Four trials were conducted to evaluate the use of hydrogen peroxide (H2O2) in combination with UV light to treat eggs prior to washing. Results indicated that treatment prior to washing resulted in fewer dirty eggs following washing, and visibly clean eggs after washing had lower microbial counts if they were treated prior to washing.

 

Several experiments were conducted to compare the effectiveness of eggshell disinfectants currently used in the egg industry to alternative methods of peracetic acid (PAA), PAA in combination with UV light, and H2O2 in combination with UV light. Peracetic acid was found to be more effective than chlorine but less effective than QAC. Hydrogen peroxide with UV light was the most effective sanitiser, resulting in zero microbial counts on most eggshells.

 

Sensory panel evaluation indicated that eggs treated with H2O2 and UV light were perceived by consumers to be equal to untreated eggs and eggs treated with QAC, but eggs treated with chlorine received the highest scores for taste and texture.
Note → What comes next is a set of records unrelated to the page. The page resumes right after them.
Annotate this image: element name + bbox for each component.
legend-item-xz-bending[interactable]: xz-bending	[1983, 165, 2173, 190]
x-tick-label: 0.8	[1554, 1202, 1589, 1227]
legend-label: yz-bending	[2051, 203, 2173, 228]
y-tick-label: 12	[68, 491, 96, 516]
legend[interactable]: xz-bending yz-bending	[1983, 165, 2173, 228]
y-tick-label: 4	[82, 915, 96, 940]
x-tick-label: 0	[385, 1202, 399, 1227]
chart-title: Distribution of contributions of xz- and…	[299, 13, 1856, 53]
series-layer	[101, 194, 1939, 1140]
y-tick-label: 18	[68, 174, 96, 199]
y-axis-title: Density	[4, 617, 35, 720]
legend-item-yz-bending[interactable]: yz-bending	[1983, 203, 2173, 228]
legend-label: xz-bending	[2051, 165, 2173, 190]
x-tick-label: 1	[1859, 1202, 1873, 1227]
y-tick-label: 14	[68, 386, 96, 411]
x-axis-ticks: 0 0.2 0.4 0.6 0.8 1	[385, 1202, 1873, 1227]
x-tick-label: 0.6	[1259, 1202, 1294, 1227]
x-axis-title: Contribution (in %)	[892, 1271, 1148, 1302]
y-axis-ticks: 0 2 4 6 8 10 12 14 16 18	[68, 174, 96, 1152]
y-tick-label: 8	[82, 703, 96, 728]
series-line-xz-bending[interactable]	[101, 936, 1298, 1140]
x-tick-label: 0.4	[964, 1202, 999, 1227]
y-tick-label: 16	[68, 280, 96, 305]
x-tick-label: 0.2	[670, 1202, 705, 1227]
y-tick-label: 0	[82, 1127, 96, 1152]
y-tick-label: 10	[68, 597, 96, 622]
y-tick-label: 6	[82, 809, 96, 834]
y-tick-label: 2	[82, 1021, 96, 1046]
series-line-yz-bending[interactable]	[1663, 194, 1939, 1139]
While H2O2 with UV light was found to be a superior eggshell disinfectant compared to methods currently used in the egg industry, the cost is greater.

 

In addition, experiments conducted to evaluate the effectiveness of various disinfectants to reduce Salmonella inoculated on eggshells found that all the disinfectants, including those currently used in the egg industry, reduce Salmonella on eggshell surfaces to levels below detection by rinse and plate sampling technique.

 

The research project is funded by USPOULTRY and the USPOULTRY Foundation. The project is part of the association's comprehensive research programme encompassing all phases of poultry and egg production and processing.